Philippines Vows to Defend Its Outsourcing EmpireBy
China ahead of Philippines in Tholon’s competitiveness ranking
Potential cut in incentives, martial law add to challenges
The Philippines’ $23 billion outsourcing empire is facing mounting risks: China is rising quickly as a competitor, the government wants to cut some incentives and a siege in the south of the country is worrying investors.
“We need to put our act together,” Rey Untal, head of the Philippine association of outsourcing companies, said in an interview in Manila. “The other countries know how big this IT business process outsourcing pie is globally and they want to increase their share. This is not a static world.”

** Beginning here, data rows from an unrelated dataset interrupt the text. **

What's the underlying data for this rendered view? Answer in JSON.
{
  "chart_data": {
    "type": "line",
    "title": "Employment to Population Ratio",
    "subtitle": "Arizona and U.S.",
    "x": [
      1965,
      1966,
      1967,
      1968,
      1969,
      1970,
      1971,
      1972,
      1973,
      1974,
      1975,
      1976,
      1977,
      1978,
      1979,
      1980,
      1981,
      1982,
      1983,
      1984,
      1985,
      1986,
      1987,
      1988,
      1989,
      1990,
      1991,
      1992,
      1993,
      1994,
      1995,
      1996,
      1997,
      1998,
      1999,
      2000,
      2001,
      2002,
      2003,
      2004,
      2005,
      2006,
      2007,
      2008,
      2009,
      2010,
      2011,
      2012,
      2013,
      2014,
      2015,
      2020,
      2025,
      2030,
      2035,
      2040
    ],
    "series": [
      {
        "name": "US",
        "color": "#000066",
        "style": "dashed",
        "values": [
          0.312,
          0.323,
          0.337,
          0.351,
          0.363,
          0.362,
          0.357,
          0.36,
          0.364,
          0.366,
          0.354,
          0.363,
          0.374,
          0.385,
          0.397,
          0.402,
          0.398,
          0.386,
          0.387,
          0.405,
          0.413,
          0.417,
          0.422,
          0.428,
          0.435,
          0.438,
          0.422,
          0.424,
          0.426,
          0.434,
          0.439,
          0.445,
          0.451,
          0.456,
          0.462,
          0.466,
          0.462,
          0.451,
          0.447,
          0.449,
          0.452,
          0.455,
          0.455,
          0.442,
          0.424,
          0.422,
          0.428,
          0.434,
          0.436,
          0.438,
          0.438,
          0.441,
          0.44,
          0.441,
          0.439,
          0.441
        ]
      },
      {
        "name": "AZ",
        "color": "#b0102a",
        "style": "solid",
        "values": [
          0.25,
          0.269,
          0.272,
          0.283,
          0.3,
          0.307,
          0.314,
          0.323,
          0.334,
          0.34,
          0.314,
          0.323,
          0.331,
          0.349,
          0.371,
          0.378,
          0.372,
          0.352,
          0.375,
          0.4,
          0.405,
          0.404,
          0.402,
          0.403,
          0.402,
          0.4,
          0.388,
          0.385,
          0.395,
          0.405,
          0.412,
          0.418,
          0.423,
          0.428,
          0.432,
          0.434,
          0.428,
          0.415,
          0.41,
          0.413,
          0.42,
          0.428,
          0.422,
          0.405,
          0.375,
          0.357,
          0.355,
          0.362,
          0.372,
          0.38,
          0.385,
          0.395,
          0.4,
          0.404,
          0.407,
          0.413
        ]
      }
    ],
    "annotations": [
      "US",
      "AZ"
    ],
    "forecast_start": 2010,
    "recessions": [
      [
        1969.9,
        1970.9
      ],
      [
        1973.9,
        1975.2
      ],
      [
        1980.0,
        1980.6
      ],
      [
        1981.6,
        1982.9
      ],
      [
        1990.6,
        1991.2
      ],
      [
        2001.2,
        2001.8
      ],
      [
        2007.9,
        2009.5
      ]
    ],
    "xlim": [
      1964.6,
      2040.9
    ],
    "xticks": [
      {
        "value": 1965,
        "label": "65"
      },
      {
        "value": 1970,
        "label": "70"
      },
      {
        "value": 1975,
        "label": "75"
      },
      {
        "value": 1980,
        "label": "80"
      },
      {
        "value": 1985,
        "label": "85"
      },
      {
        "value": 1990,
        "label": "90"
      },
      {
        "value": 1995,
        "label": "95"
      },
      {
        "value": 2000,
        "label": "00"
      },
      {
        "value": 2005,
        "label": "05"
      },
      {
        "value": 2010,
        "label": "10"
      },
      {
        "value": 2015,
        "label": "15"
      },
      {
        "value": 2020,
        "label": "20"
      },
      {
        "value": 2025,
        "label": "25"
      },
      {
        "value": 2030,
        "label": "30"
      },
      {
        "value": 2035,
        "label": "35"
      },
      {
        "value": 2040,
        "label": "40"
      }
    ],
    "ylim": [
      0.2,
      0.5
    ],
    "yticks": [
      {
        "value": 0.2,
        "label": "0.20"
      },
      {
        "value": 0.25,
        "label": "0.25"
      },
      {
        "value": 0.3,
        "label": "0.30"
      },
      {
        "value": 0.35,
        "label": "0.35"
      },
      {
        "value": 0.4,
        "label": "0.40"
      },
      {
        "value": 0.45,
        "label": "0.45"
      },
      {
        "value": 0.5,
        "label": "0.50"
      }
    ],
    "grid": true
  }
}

Armed with a high-level of English proficiency, a young population and cheap labor, the Philippines has emerged as one of the global leaders of outsourcing with companies such as Accenture Plc among those who’ve invested. But its position is now under threat with China ranked ahead of the Philippines in terms of competitiveness, advisory firm Tholons said in a June report.
“It really is a significant wake-up call,” Untal said on July 28. “It’s good in a way. Sometimes you need to be jolted. Many of the countries that compete with us directly are enhancing all the parameters that make them competitive -- talent, infrastructure, incentives.”
In recent years, China has built state-of-the-art technology parks and funded universities to offer courses specifically on outsourcing. China is targeting $100 billion of outsourcing revenue by 2020, focusing on digital, high-technology services, according to a plan by the Ministry of Commerce.
Million Philippine Jobs
The IT Business Process Association of the Philippines is aiming for $39 billion of revenue by 2022. The industry is the country’s biggest source of private jobs, according to London-based research and consulting firm Oxford Business Group, with more than a million workers in 2016.
Aside from competition, the industry is also bracing for a government plan to reduce some tax incentives. The finance department plans to submit a bill to lawmakers to remove the preferential tax rate on salaries of some executives working in regional headquarters including those of outsourcing companies.
At the same time, rising security risks in the south could damp appetite for expansion in the provinces. The government is waging a protracted battle with Islamic State-linked militants in Marawi City, and has placed the island of Mindanao under martial law until the end of the year.
“Business process outsourcing is very important for dollar supply, especially now that the country might slip into a current-account deficit,” said Michael Enriquez, chief investment officer at Sun Life of Canada Philippines Inc. in Manila. “There’s a lot of threats to the growth of the sector, but BPOs will continue to prosper here as long as there’s government support.”
The risks of a slowdown in outsourcing coupled with faltering remittances and higher trade deficits may exacerbate the weakness in the peso, Asia’s worst performing currency this year. The central bank is forecasting the nation’s first current-account deficit in 15 years in 2017, removing a key support for the currency.
“The challenges we have are already significant,” Untal said. “We don’t need additional challenges.”